Friday, September 19, 2008

Web reading: short takes from the Chronicle

News flash from The Chronicle: "Not all young people are tech-savvy" by Siva Vaidhyanathan.

They aren't? You mean five years' worth of bloggers' comments to this effect are correct? You mean that "digital natives" are a myth? Oh, the humanity!

In other news, Mark Bauerlein channels Nicholas Carr, but he also cites an interesting study from Jakob Nielsen:

Nielsen has gauged user habits and screen experiences for years, charting people's online navigations and aims, using eye-tracking tools to map how vision moves and rests. In this study, he found that people took in hundreds of pages "in a pattern that's very different from what you learned in school." It looks like a capital letter F. At the top, users read all the way across, but as they proceed their descent quickens and horizontal sight contracts, with a slowdown around the middle of the page. Near the bottom, eyes move almost vertically, the lower-right corner of the page largely ignored. It happens quickly, too. "F for fast," Nielsen wrote in a column. "That's how users read your precious content." . . .

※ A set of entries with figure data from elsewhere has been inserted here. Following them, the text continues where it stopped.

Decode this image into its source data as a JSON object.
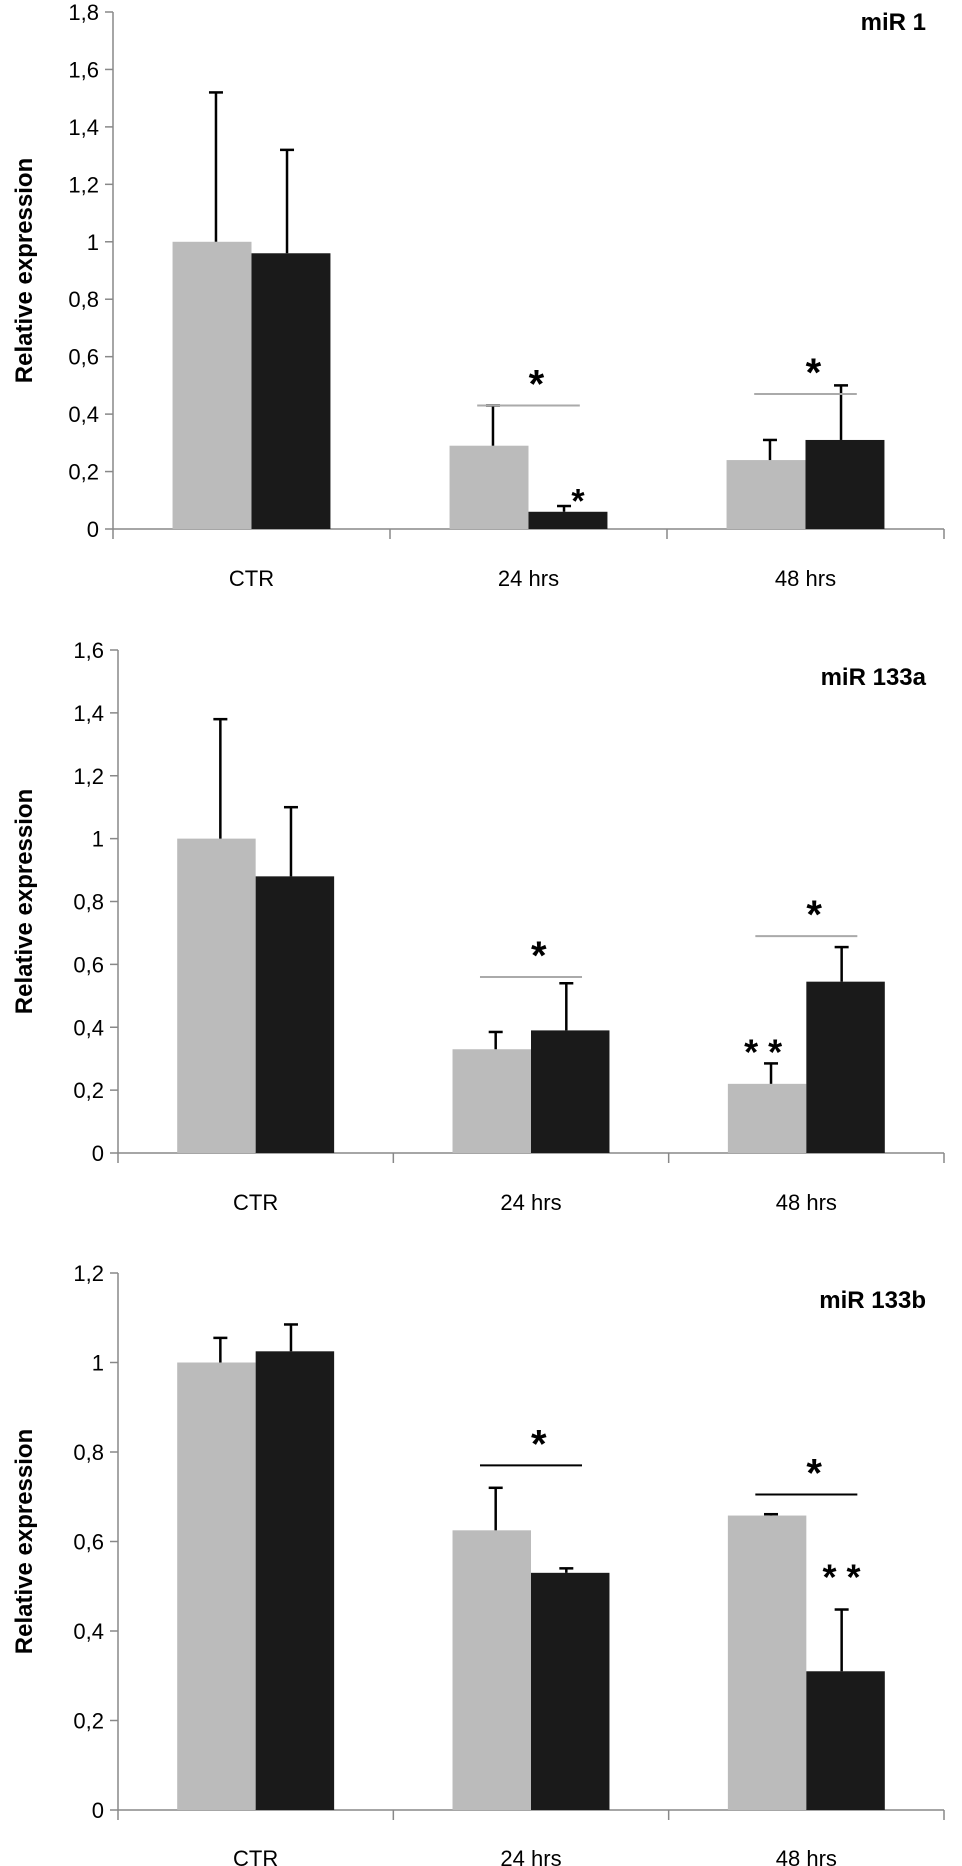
{
  "chart_data": [
    {
      "type": "bar",
      "title": "miR 1",
      "ylabel": "Relative expression",
      "xlabel": "",
      "ylim": [
        0,
        1.8
      ],
      "yticks": [
        "0",
        "0,2",
        "0,4",
        "0,6",
        "0,8",
        "1",
        "1,2",
        "1,4",
        "1,6",
        "1,8"
      ],
      "categories": [
        "CTR",
        "24 hrs",
        "48 hrs"
      ],
      "series": [
        {
          "color": "#bbbbbb",
          "values": [
            1.0,
            0.29,
            0.24
          ],
          "errors": [
            0.52,
            0.14,
            0.07
          ]
        },
        {
          "color": "#1a1a1a",
          "values": [
            0.96,
            0.06,
            0.31
          ],
          "errors": [
            0.36,
            0.02,
            0.19
          ]
        }
      ],
      "annotations": [
        {
          "text": "*",
          "category": 1,
          "kind": "bracket",
          "y": 0.43,
          "bracket_color": "#aaaaaa"
        },
        {
          "text": "*",
          "category": 1,
          "series": 1,
          "y": 0.1
        },
        {
          "text": "*",
          "category": 2,
          "kind": "bracket",
          "y": 0.47,
          "bracket_color": "#aaaaaa"
        }
      ]
    },
    {
      "type": "bar",
      "title": "miR 133a",
      "ylabel": "Relative expression",
      "xlabel": "",
      "ylim": [
        0,
        1.6
      ],
      "yticks": [
        "0",
        "0,2",
        "0,4",
        "0,6",
        "0,8",
        "1",
        "1,2",
        "1,4",
        "1,6"
      ],
      "categories": [
        "CTR",
        "24 hrs",
        "48 hrs"
      ],
      "series": [
        {
          "color": "#bbbbbb",
          "values": [
            1.0,
            0.33,
            0.22
          ],
          "errors": [
            0.38,
            0.055,
            0.065
          ]
        },
        {
          "color": "#1a1a1a",
          "values": [
            0.88,
            0.39,
            0.545
          ],
          "errors": [
            0.22,
            0.15,
            0.11
          ]
        }
      ],
      "annotations": [
        {
          "text": "*",
          "category": 1,
          "kind": "bracket",
          "y": 0.56,
          "bracket_color": "#aaaaaa"
        },
        {
          "text": "* *",
          "category": 2,
          "series": 0,
          "y": 0.32
        },
        {
          "text": "*",
          "category": 2,
          "kind": "bracket",
          "y": 0.69,
          "bracket_color": "#aaaaaa"
        }
      ]
    },
    {
      "type": "bar",
      "title": "miR 133b",
      "ylabel": "Relative expression",
      "xlabel": "",
      "ylim": [
        0,
        1.2
      ],
      "yticks": [
        "0",
        "0,2",
        "0,4",
        "0,6",
        "0,8",
        "1",
        "1,2"
      ],
      "categories": [
        "CTR",
        "24 hrs",
        "48 hrs"
      ],
      "series": [
        {
          "color": "#bbbbbb",
          "values": [
            1.0,
            0.625,
            0.658
          ],
          "errors": [
            0.055,
            0.095,
            0.003
          ]
        },
        {
          "color": "#1a1a1a",
          "values": [
            1.025,
            0.53,
            0.31
          ],
          "errors": [
            0.06,
            0.01,
            0.138
          ]
        }
      ],
      "annotations": [
        {
          "text": "*",
          "category": 1,
          "kind": "bracket",
          "y": 0.77,
          "bracket_color": "#000000"
        },
        {
          "text": "*",
          "category": 2,
          "kind": "bracket",
          "y": 0.705,
          "bracket_color": "#000000"
        },
        {
          "text": "* *",
          "category": 2,
          "series": 1,
          "y": 0.52
        }
      ]
    }
  ]
}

In the eye-tracking test, only one in six subjects read Web pages linearly, sentence by sentence. The rest jumped around chasing keywords, bullet points, visuals, and color and typeface variations. In another experiment on how people read e-newsletters, informational e-mail messages, and news feeds, Nielsen exclaimed, "'Reading' is not even the right word." The subjects usually read only the first two words in headlines, and they ignored the introductory sections. They wanted the "nut" and nothing else.
Bauerlein, like Carr, concludes that "reading" web texts, Twitter, etc. is not "reading" as in reading Kafka or Tolstoy. Bauerlein's solution is a little more drastic, however: "
Digital technology has become an imperial force, and it should meet more antagonists. Educators must keep a portion of the undergraduate experience disconnected, unplugged, and logged off."

I am not sure that digital technology is an imperial force. I mean, does it have a flag? Bauerlein has a point, though, about the rush to digitization. Can't we have both kinds of reading? Maybe the paper kind of reading needs a new motto.

"Read different."

Yeah, that's the ticket.


3 comments:

Anonymous said...

They're not all tech savvy, and they do like actual books.

They don't all like those loose leaf textbooks, either, or xeroxed readers.

[Rant: My peeve du jour: everyone now sends all announcements as flyers by attachments, it seems. You have to open it up to see what it is. They used to put a little description of what it was in the body of the e-mail. Now many seem to have stopped - and to make their flyers in all sorts of strange proprietary formats I don't necessarily have the software to open. If I complain, I'll bet I'll be called digital non native, but really I'm more tech savvy because I know theirs is not the best strategy.]

Michael LeVan said...

I had the same immediate reaction about the digital natives myth.

undine said...

profacero, I hate hate hate the .pdf flyer thing. If there's no description, I often discard it. If I'm having an especially grumpy day, I use the spam filter software to bounce it back--just another case of techno-civil disobedience.

m(mmm)--I wonder how many of us had that reaction: "Yo, Siva--where have you been looking all these years?" I guess no one pays attention to what we say about the emperor and his clothes unless we're in the CHE, though.